You could get into the semantics of "learning" - does JPEG encoding count as the computer "learning" how to reproduce the original image? But trying to create some metric for why LLMs "learn" and JPEG doesn't "learn" on the basis of the algorithms is a philosophical endeavor. Copyright is more about practicality - about realized externalities - than it is about philosophy. That's why selling cars and selling guns are regulated differently, despite the fact that you could reduce both to "metal mechanical machines that kill" by rhetorical argument.

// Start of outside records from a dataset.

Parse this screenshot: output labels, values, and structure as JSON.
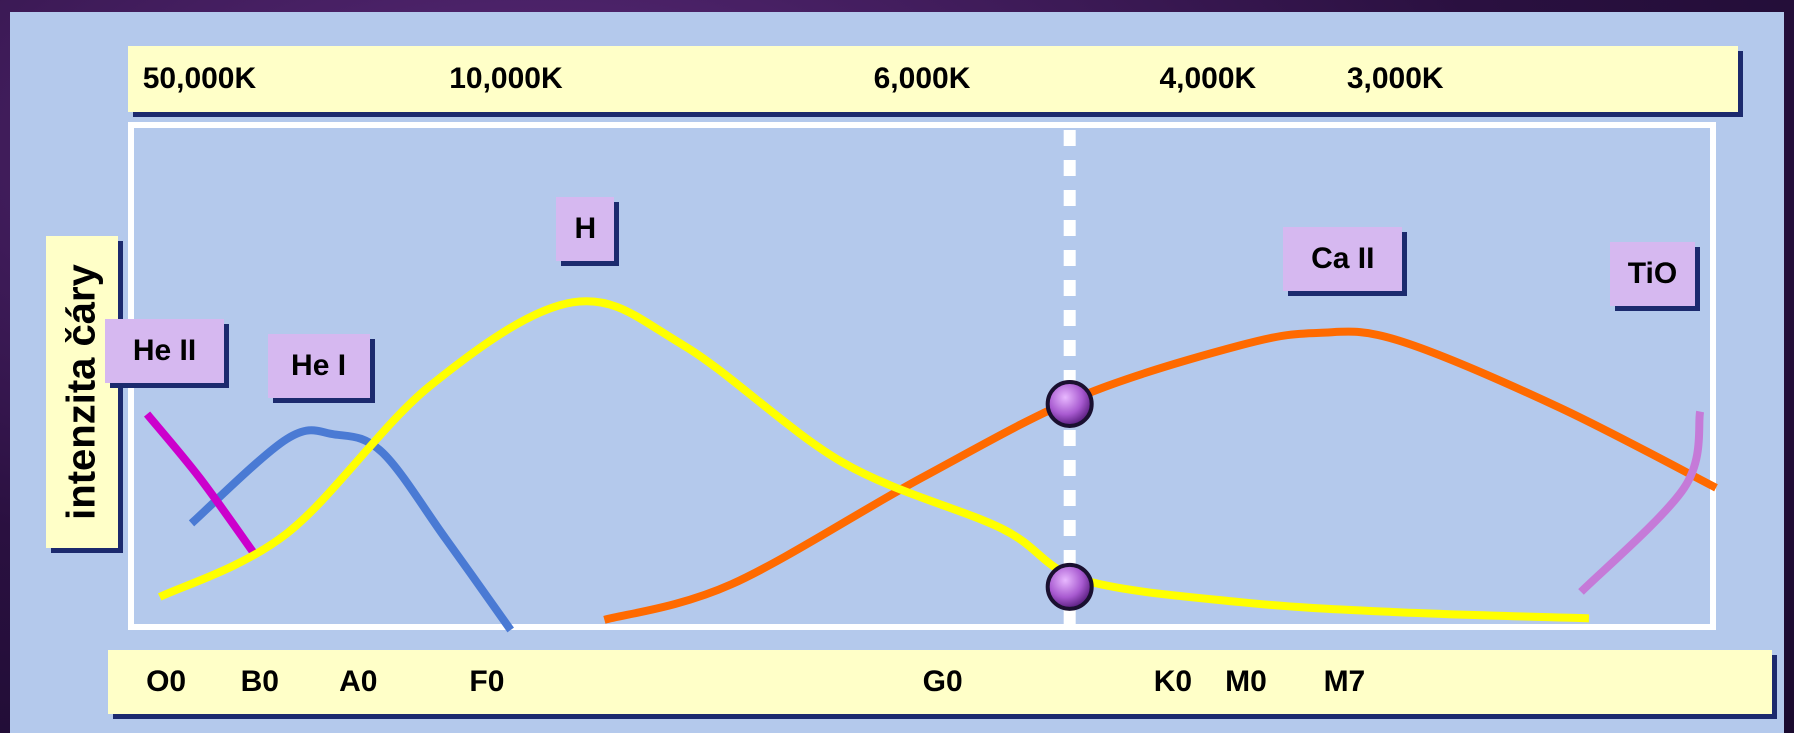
{
  "chart_data": {
    "type": "line",
    "ylabel": "intenzita čáry",
    "temperature_ticks": [
      {
        "label": "50,000K",
        "pos": 0.045
      },
      {
        "label": "10,000K",
        "pos": 0.238
      },
      {
        "label": "6,000K",
        "pos": 0.5
      },
      {
        "label": "4,000K",
        "pos": 0.68
      },
      {
        "label": "3,000K",
        "pos": 0.798
      }
    ],
    "spectral_ticks": [
      {
        "label": "O0",
        "pos": 0.024
      },
      {
        "label": "B0",
        "pos": 0.083
      },
      {
        "label": "A0",
        "pos": 0.145
      },
      {
        "label": "F0",
        "pos": 0.226
      },
      {
        "label": "G0",
        "pos": 0.513
      },
      {
        "label": "K0",
        "pos": 0.658
      },
      {
        "label": "M0",
        "pos": 0.704
      },
      {
        "label": "M7",
        "pos": 0.766
      }
    ],
    "x_range": [
      0,
      1
    ],
    "y_range": [
      0,
      1
    ],
    "series": [
      {
        "name": "He II",
        "color": "#cc00cc",
        "points": [
          [
            0.012,
            0.425
          ],
          [
            0.045,
            0.3
          ],
          [
            0.08,
            0.148
          ]
        ]
      },
      {
        "name": "He I",
        "color": "#4a7ad4",
        "points": [
          [
            0.04,
            0.21
          ],
          [
            0.1,
            0.376
          ],
          [
            0.13,
            0.385
          ],
          [
            0.16,
            0.35
          ],
          [
            0.2,
            0.18
          ],
          [
            0.241,
            0.0
          ]
        ]
      },
      {
        "name": "H",
        "color": "#ffff00",
        "points": [
          [
            0.02,
            0.065
          ],
          [
            0.1,
            0.19
          ],
          [
            0.19,
            0.48
          ],
          [
            0.28,
            0.645
          ],
          [
            0.35,
            0.56
          ],
          [
            0.45,
            0.33
          ],
          [
            0.55,
            0.2
          ],
          [
            0.6,
            0.1
          ],
          [
            0.7,
            0.055
          ],
          [
            0.8,
            0.035
          ],
          [
            0.92,
            0.023
          ]
        ]
      },
      {
        "name": "Ca II",
        "color": "#ff6a00",
        "points": [
          [
            0.3,
            0.02
          ],
          [
            0.38,
            0.09
          ],
          [
            0.5,
            0.3
          ],
          [
            0.6,
            0.46
          ],
          [
            0.7,
            0.56
          ],
          [
            0.75,
            0.585
          ],
          [
            0.8,
            0.57
          ],
          [
            0.9,
            0.44
          ],
          [
            1.0,
            0.28
          ]
        ]
      },
      {
        "name": "TiO",
        "color": "#c57ad8",
        "points": [
          [
            0.915,
            0.075
          ],
          [
            0.98,
            0.28
          ],
          [
            0.99,
            0.43
          ]
        ]
      }
    ],
    "markers": [
      {
        "x": 0.593,
        "y": 0.445,
        "color": "#a85ad0"
      },
      {
        "x": 0.593,
        "y": 0.085,
        "color": "#a85ad0"
      }
    ],
    "divider_x": 0.593,
    "line_labels": [
      {
        "name": "He II",
        "anchor_x": 0.023,
        "anchor_y": 0.55
      },
      {
        "name": "He I",
        "anchor_x": 0.12,
        "anchor_y": 0.52
      },
      {
        "name": "H",
        "anchor_x": 0.288,
        "anchor_y": 0.79
      },
      {
        "name": "Ca II",
        "anchor_x": 0.765,
        "anchor_y": 0.73
      },
      {
        "name": "TiO",
        "anchor_x": 0.96,
        "anchor_y": 0.7
      }
    ],
    "grid": false,
    "legend": "none"
  }
}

Even from a strictly legal perspective, it actually is fairly clear-cut. The answer to "what if I (a human) read GPL code and then reuse the knowledge gained from it..." comes down to a few straightforward properties of the license. GPL doesn't cover "reduced to practice" as many corporate contracts do, so terms covering "the knowledge gained" are lenient. GPL covers "verbatim" copies which is what LLMs are doing, that's as clear cut as it gets. Inb4: "So what if I add a few spaces here and there?" - well, GPL also covers "a work based on"; this is where I (who am not a lawyer) can't speak confidently, but surely there are legal differences between "based on" and "reduced to practice", considering that both are very common occurrences in contracts, so there actually would be a lot of precedent.

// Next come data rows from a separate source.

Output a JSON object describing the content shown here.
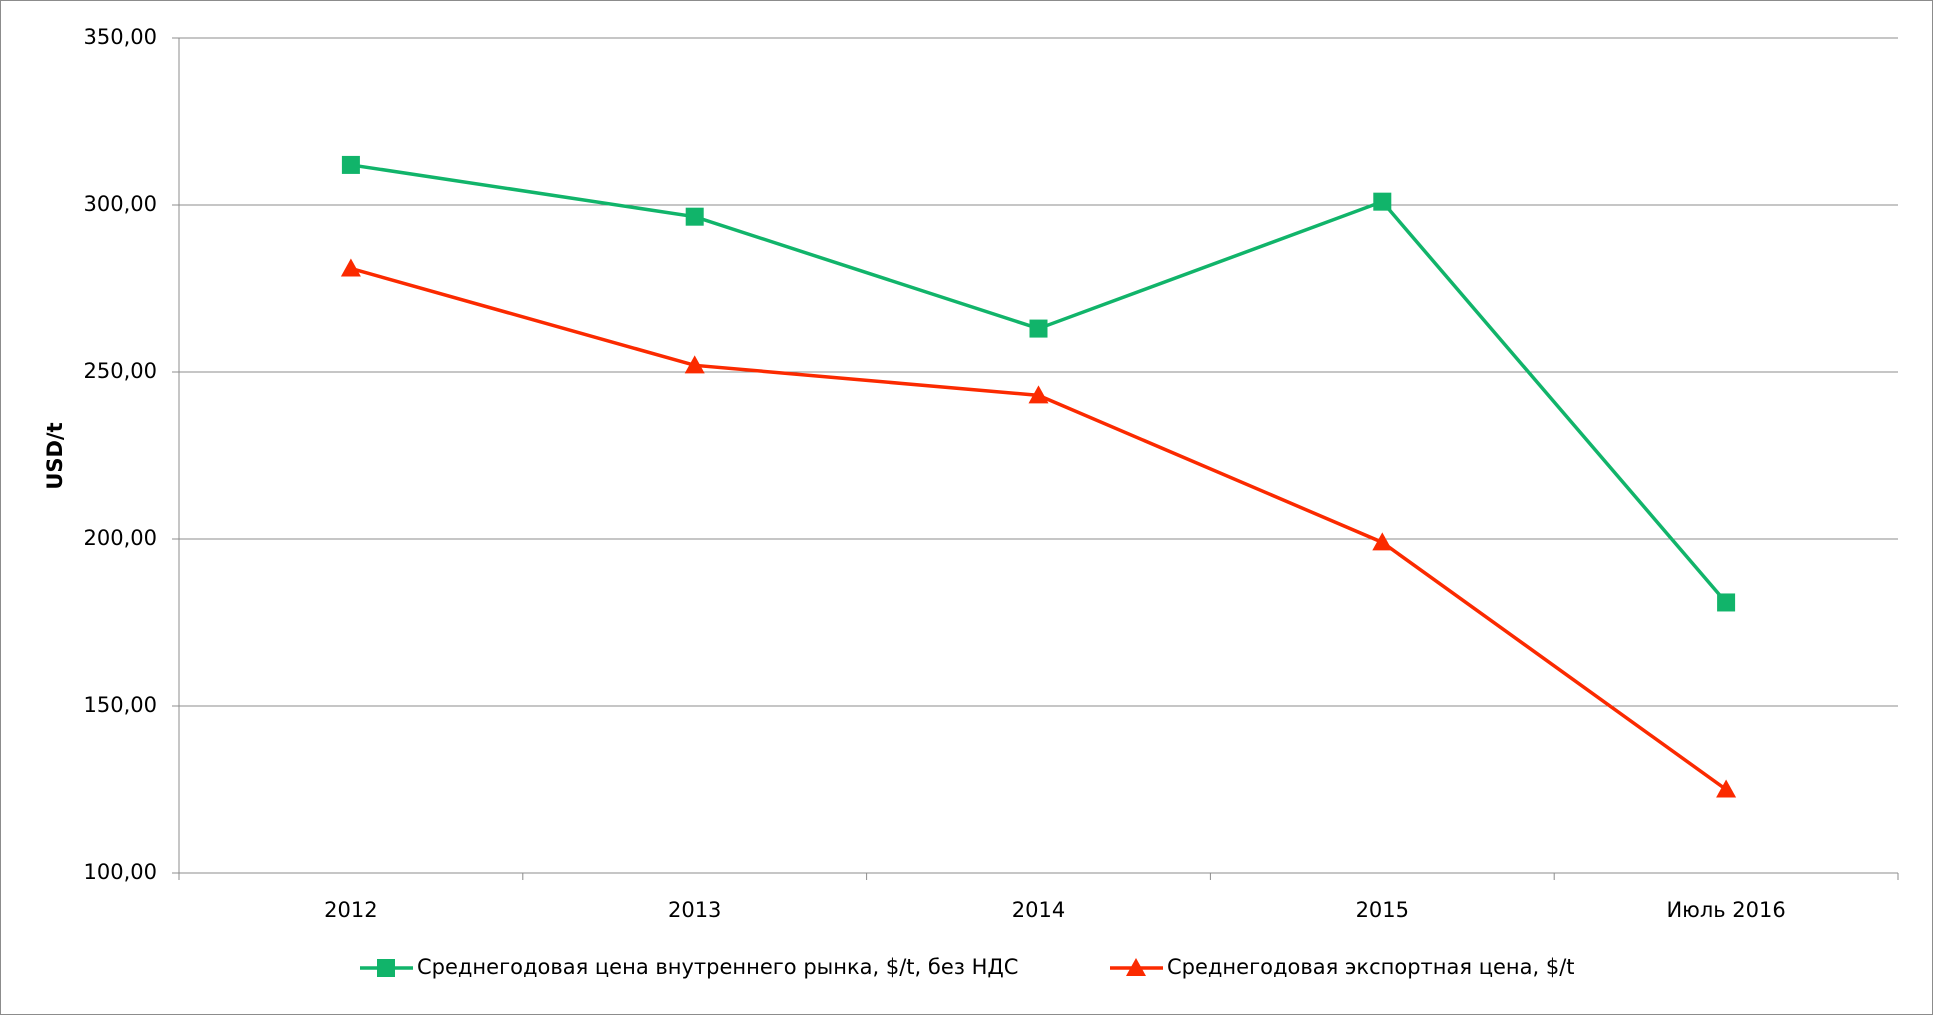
{
  "chart_data": {
    "type": "line",
    "y_label": "USD/t",
    "categories": [
      "2012",
      "2013",
      "2014",
      "2015",
      "Июль 2016"
    ],
    "series": [
      {
        "name": "Среднегодовая цена внутреннего рынка, $/t, без НДС",
        "color": "#11b46a",
        "marker": "square",
        "values": [
          312,
          296.5,
          263,
          301,
          181
        ]
      },
      {
        "name": "Среднегодовая экспортная цена, $/t",
        "color": "#fb2a00",
        "marker": "triangle",
        "values": [
          281,
          252,
          243,
          199,
          125
        ]
      }
    ],
    "ylim": [
      100,
      350
    ],
    "yticks": [
      {
        "value": 100,
        "label": "100,00"
      },
      {
        "value": 150,
        "label": "150,00"
      },
      {
        "value": 200,
        "label": "200,00"
      },
      {
        "value": 250,
        "label": "250,00"
      },
      {
        "value": 300,
        "label": "300,00"
      },
      {
        "value": 350,
        "label": "350,00"
      }
    ],
    "grid": true,
    "legend": "bottom"
  }
}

I agree with you that verbatim copies are obviously covered by copyright. What if LLMS reproduce code with changed variable and function names (which would be a great improvement to `cs_gaxpy` in the original article)? What if just the general structure of an algorithm is used? What if the LLM translates the C algorithm from the original article into Rust? This discussion is only scratching the surface.
Copyright. Copyright. That is the issue. If you reproduce the code verbatim then you are in violation. This is what the AI is doing.

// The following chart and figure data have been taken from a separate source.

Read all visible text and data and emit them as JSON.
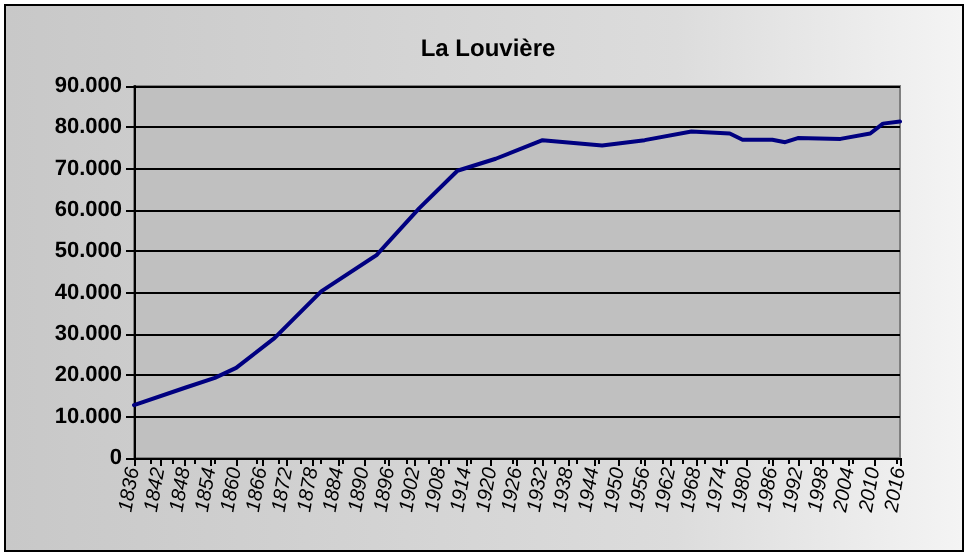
{
  "chart_data": {
    "type": "line",
    "title": "La Louvière",
    "x": [
      1836,
      1848,
      1855,
      1860,
      1869,
      1880,
      1893,
      1903,
      1912,
      1921,
      1932,
      1946,
      1956,
      1967,
      1976,
      1979,
      1986,
      1989,
      1992,
      2002,
      2009,
      2012,
      2016
    ],
    "series": [
      {
        "color": "#000080",
        "values": [
          12800,
          17000,
          19400,
          21800,
          29000,
          40300,
          49100,
          60400,
          69500,
          72400,
          76900,
          75600,
          76900,
          79000,
          78500,
          77000,
          77000,
          76400,
          77400,
          77200,
          78500,
          80900,
          81400
        ]
      }
    ],
    "xlim": [
      1836,
      2016
    ],
    "xticks": [
      1836,
      1842,
      1848,
      1854,
      1860,
      1866,
      1872,
      1878,
      1884,
      1890,
      1896,
      1902,
      1908,
      1914,
      1920,
      1926,
      1932,
      1938,
      1944,
      1950,
      1956,
      1962,
      1968,
      1974,
      1980,
      1986,
      1992,
      1998,
      2004,
      2010,
      2016
    ],
    "ylim": [
      0,
      90000
    ],
    "yticks": [
      0,
      {
        "value": 10000,
        "label": "10.000"
      },
      {
        "value": 20000,
        "label": "20.000"
      },
      {
        "value": 30000,
        "label": "30.000"
      },
      {
        "value": 40000,
        "label": "40.000"
      },
      {
        "value": 50000,
        "label": "50.000"
      },
      {
        "value": 60000,
        "label": "60.000"
      },
      {
        "value": 70000,
        "label": "70.000"
      },
      {
        "value": 80000,
        "label": "80.000"
      },
      {
        "value": 90000,
        "label": "90.000"
      }
    ],
    "grid": "y",
    "marker": "none",
    "line_style": "solid"
  }
}
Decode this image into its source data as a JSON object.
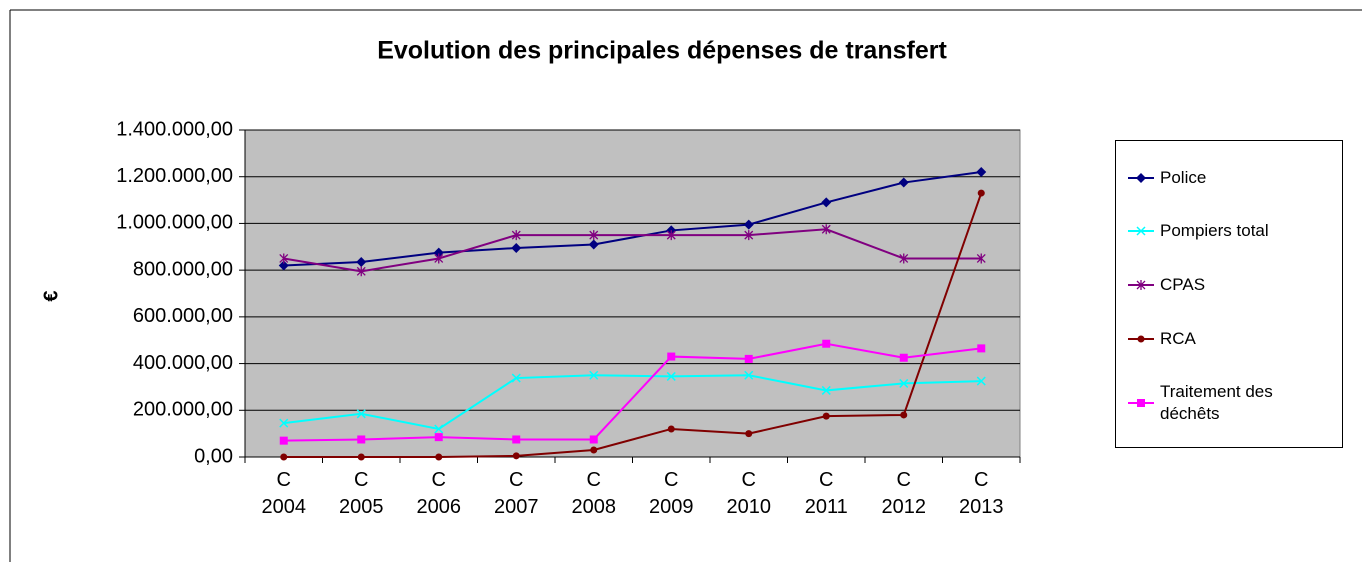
{
  "chart_data": {
    "type": "line",
    "title": "Evolution des principales dépenses de transfert",
    "y_label": "€",
    "categories": [
      "C 2004",
      "C 2005",
      "C 2006",
      "C 2007",
      "C 2008",
      "C 2009",
      "C 2010",
      "C 2011",
      "C 2012",
      "C 2013"
    ],
    "ylim": [
      0,
      1400000
    ],
    "yticks": [
      {
        "value": 0,
        "label": "0,00"
      },
      {
        "value": 200000,
        "label": "200.000,00"
      },
      {
        "value": 400000,
        "label": "400.000,00"
      },
      {
        "value": 600000,
        "label": "600.000,00"
      },
      {
        "value": 800000,
        "label": "800.000,00"
      },
      {
        "value": 1000000,
        "label": "1.000.000,00"
      },
      {
        "value": 1200000,
        "label": "1.200.000,00"
      },
      {
        "value": 1400000,
        "label": "1.400.000,00"
      }
    ],
    "grid": true,
    "legend": "right",
    "series": [
      {
        "name": "Police",
        "color": "#000080",
        "marker": "diamond",
        "values": [
          820000,
          835000,
          875000,
          895000,
          910000,
          970000,
          995000,
          1090000,
          1175000,
          1220000
        ]
      },
      {
        "name": "Pompiers total",
        "color": "#00ffff",
        "marker": "x",
        "values": [
          145000,
          185000,
          120000,
          338000,
          350000,
          345000,
          350000,
          285000,
          315000,
          325000
        ]
      },
      {
        "name": "CPAS",
        "color": "#800080",
        "marker": "star",
        "values": [
          850000,
          795000,
          850000,
          950000,
          950000,
          950000,
          950000,
          975000,
          850000,
          850000
        ]
      },
      {
        "name": "RCA",
        "color": "#800000",
        "marker": "circle",
        "values": [
          0,
          0,
          0,
          5000,
          30000,
          120000,
          100000,
          175000,
          180000,
          1130000
        ]
      },
      {
        "name": "Traitement des déchêts",
        "color": "#ff00ff",
        "marker": "square",
        "values": [
          70000,
          75000,
          85000,
          75000,
          75000,
          430000,
          420000,
          485000,
          425000,
          465000
        ]
      }
    ]
  }
}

Just learning from the GPL code to make yourself smarter is not the problem.

It's going to be an uphill battle just to get people to even understand what the problems are. And this is even a technical forum. Now imagine trying to explain these nuances to a judge or jury.
It's not so much an ability to understand as it is a desire to not understand in order to be able to ignore the rightsholders' licensing terms.

Plenty of tech companies exist by putting a thin layer on top of the hard work of others and if those others can be ignored then that's what they'll do.

The example given in the article isn't verbatim.